March 2007. It was the best of times, it was...okay, it was simply the best of times. STORY OF A GIRL (my first published novel, but the fourth novel I'd written) had just come out that January. The publication of that book was the fruition of at least ten years of dreaming, working, rejection, near successes, periods of giving up, the high of finding an agent, the low of parting ways with her, writing writing writing and waiting waiting waiting. When would it be MY TURN? Eventually it all lined up: right agent, right book, right editor, right time.

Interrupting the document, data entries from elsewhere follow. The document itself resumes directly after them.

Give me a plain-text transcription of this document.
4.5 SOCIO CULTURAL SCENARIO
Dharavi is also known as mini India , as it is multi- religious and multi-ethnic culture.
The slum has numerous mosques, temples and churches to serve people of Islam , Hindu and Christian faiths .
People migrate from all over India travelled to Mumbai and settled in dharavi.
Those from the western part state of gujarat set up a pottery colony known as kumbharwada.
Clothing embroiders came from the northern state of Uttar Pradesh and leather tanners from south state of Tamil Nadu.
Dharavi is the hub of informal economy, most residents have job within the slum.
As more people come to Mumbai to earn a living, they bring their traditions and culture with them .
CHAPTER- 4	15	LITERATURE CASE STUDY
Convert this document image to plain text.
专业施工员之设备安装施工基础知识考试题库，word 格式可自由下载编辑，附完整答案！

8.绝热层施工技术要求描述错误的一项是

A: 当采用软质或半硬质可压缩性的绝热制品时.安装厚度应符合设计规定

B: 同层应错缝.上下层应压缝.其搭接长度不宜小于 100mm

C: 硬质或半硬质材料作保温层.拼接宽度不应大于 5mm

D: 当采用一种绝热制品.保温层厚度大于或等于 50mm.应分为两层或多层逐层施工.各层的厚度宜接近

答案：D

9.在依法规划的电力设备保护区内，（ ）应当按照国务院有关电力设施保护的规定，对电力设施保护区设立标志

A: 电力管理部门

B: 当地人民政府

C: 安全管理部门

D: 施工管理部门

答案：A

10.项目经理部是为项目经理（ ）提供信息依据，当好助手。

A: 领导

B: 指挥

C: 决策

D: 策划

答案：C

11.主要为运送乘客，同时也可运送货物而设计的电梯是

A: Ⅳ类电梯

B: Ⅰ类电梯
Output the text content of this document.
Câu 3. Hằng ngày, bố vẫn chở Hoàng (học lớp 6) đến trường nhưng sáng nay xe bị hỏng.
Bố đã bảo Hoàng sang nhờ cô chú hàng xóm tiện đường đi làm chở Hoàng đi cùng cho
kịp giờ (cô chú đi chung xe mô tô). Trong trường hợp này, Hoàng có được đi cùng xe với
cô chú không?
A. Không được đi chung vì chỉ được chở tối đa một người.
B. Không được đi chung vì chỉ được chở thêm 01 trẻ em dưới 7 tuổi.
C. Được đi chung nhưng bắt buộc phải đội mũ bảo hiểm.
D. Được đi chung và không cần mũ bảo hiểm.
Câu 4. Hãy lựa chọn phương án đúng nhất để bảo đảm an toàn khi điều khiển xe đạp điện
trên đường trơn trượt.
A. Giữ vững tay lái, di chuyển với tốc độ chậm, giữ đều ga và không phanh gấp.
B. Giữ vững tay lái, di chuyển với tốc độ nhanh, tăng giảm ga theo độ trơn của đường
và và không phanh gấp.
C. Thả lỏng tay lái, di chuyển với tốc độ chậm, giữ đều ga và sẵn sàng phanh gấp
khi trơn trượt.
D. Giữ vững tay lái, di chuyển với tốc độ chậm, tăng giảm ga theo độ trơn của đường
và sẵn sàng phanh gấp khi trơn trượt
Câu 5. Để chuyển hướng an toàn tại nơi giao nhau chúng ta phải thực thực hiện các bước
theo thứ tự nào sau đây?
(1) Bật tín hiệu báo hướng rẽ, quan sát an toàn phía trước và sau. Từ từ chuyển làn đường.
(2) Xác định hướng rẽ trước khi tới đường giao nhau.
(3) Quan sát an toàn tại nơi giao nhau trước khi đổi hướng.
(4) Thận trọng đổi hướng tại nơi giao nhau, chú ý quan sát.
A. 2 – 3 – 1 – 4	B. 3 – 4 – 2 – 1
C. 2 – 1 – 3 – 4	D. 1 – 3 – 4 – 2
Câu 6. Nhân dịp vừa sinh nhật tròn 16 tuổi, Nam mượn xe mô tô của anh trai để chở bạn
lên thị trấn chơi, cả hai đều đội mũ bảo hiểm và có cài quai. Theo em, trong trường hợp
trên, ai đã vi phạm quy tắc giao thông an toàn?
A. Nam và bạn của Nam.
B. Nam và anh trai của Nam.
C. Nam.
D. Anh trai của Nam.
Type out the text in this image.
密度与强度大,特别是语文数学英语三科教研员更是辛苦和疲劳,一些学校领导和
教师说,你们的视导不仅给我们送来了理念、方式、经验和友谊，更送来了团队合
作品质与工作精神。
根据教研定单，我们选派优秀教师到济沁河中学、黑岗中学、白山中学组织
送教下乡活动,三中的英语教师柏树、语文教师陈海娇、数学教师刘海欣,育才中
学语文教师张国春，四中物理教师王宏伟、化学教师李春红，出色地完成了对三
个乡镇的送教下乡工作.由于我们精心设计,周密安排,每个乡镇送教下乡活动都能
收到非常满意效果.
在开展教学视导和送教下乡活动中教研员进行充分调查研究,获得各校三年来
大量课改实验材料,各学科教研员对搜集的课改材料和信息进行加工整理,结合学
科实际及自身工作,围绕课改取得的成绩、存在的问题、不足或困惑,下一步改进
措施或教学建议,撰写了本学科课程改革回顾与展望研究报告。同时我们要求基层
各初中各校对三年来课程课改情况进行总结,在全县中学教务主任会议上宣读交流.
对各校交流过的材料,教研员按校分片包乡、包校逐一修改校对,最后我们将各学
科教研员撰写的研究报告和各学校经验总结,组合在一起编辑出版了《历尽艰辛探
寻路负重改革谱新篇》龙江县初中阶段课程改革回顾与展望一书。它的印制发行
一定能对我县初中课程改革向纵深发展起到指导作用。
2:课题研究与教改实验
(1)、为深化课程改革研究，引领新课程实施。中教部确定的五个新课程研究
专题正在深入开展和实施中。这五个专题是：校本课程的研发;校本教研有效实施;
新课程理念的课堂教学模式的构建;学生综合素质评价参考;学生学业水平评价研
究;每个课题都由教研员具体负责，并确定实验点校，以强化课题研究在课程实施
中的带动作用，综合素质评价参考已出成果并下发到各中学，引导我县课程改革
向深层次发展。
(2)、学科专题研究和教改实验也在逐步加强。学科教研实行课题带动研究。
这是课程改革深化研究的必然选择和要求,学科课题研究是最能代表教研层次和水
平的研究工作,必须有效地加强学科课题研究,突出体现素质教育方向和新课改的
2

What was I thinking about and feeling in terms of my life as a writer back then, when things were just taking off? I bet getting great critical and reader response to STORY gave me all kinds of confidence as I wrote my second book for Little, Brown. I bet I exhaled a little and said to myself, See, you can write, just keep doing what you know how to do and you'll be okay. I bet I was totally sane. Um, let's go to the archives...
From email to writer friend during 07 while in the midst of revising SWEETHEARTS:
It's weird - it's TOTALLY psychological. Something very different about the process from all the other times I've written books. There was one week I cried every day, seriously, and was ready to call of my whole career.
SWEETHEARTS is the never-ending book. It may kill me yet.
Oh, well. I'm sure I was enjoying the good buzz and reviews around STORY and feeling proud of my work, thus making the whole Second Book Psychosis thing easier to deal with. Let's see...oh, here's a nice email from my mom, asking me how I keep myself from "lifting off like a rocket" when I hear good things about myself. I probably replied with something like, "I don't know! It's awesome!" Or maybe it was...
How do I keep from lifting off like a rocket? Because I'm never satisfied with the quality of my work. I always want to do better and work harder. That isn't to say I don't enjoy the recognition, but it's all in balance. I mean, if you lift off like a rocket at the good stuff, that means you crash like one at anything negative. Good thing I had all that therapy before I got published.
Doesn't sound like being published magically cured me of anything other than the fear that I would never get a single book published.